C/C++ User Group - A review by R. Murawski
At the February 18 meeting Bruce Arnold presented two simple programs --- one written in C, the other in C++ --- to dump a file in hexadecimal. (As usual, these programs and the source code may be downloaded from the ACGNJ ftp site.) These utilities proved to be an introduction to the main speaker and some of the techniques involved in "hacking". [The term 'hacking' is used to indicate a thorough engineering type investigation of an unknown for the purpose of learning and/or solving a problem. Ed.]
The main speaker, Alan Carmel, a self-professed "unemployed radioman", revealed he was much more than that. He presented a talk entitled "Breaking The Code". Alan spends his time installing FMS (Flight Management System) systems in airplanes. The FMS system writes DOS files to floppy disks: the disks become the flight log. Some of Alan's time is spent "debugging" spurious errant data that occur while the FMS system is aloft: this investigation of the log can reveal defects in navigational equipment information sent to the log (and to the pilot!) that, in the worst case, could cause a dangerous situation.

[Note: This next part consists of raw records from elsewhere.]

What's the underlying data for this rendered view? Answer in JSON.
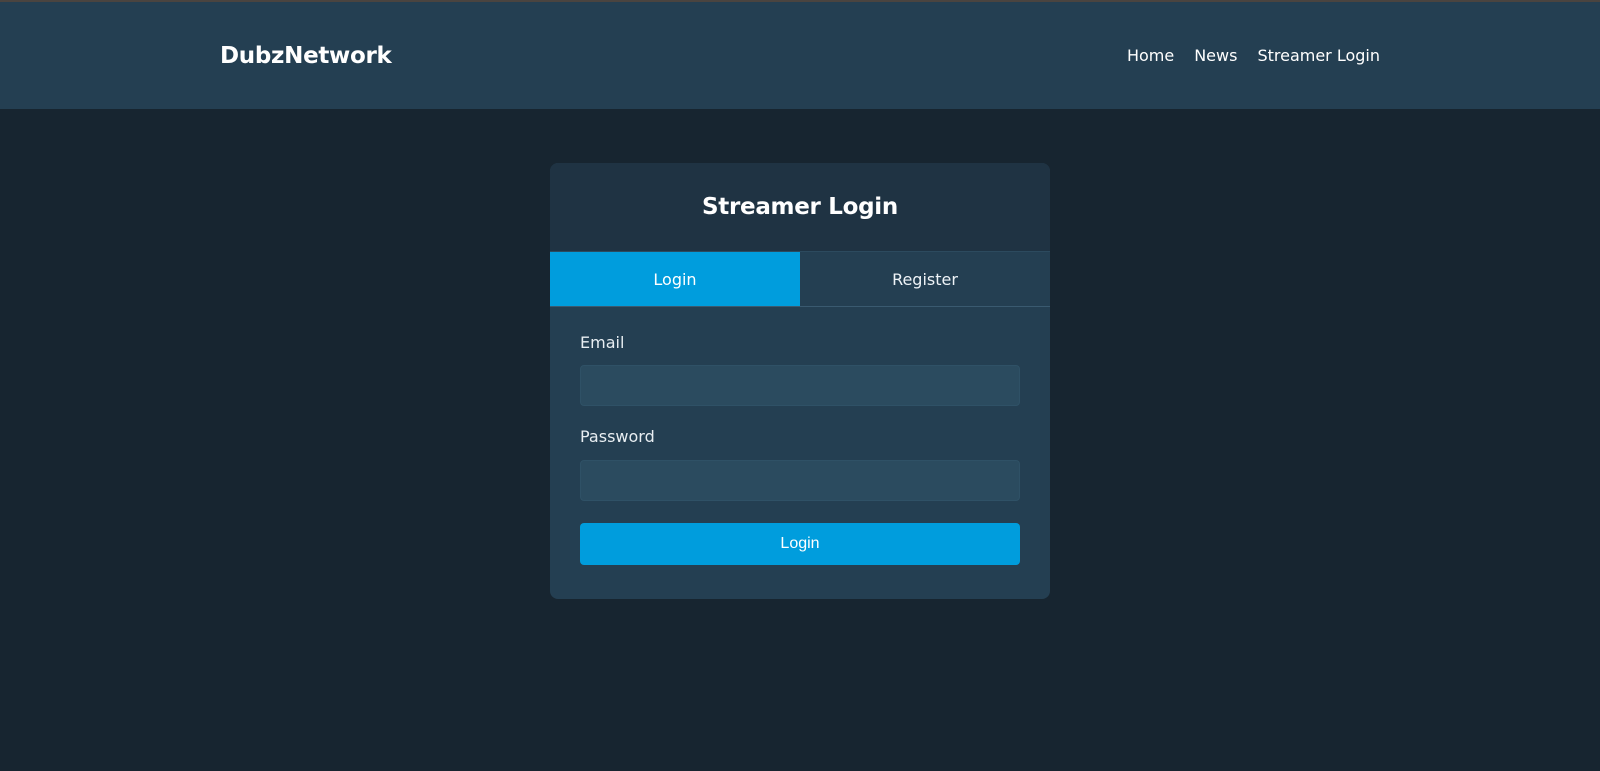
{
  "navbar": {
    "brand": "DubzNetwork",
    "links": [
      {
        "label": "Home"
      },
      {
        "label": "News"
      },
      {
        "label": "Streamer Login"
      }
    ]
  },
  "card": {
    "title": "Streamer Login",
    "tabs": [
      {
        "label": "Login",
        "active": true
      },
      {
        "label": "Register",
        "active": false
      }
    ],
    "form": {
      "email_label": "Email",
      "email_value": "",
      "password_label": "Password",
      "password_value": "",
      "submit_label": "Login"
    }
  },
  "colors": {
    "background": "#172530",
    "navbar": "#243f52",
    "card_header": "#1f3343",
    "card_body": "#243f52",
    "accent": "#009ddd",
    "input_bg": "#2b4b5f"
  }
}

The flight recording is normally sent to the manufacturer, who processes it and returns the results on paper in a form that Alan did not find very useable. Unsatisfied with having reams of paper and no easy way to identify the few moments of the flight he was interested in, Alan began poking around with a copy of a FMS flight recording disk. Starting with a raw dump of the flight recording file, he noticed a pattern that repeated every 532 bytes. Armed with ingenuity and determination, he set out on a quest to decipher these flight recordings. His step-by-step explanations of identifying certain key moments of a flight log and using them to identify changing navigational information represented by byte patterns was very instructive.
Alan not only succeeded at his task of "cracking" the flight log's structure, but also used the information to write a Quick Basic program to monitor these flight recordings. His program can "jump" to a particular moment of a flight and can "play" the flight back at any speed. Using his program, Alan can quickly home in on flight anomalies. Although it might seem strange in a C/C++ group to present a Basic program as the implementation language, the presentation stressed the techniques he used in "breaking the code".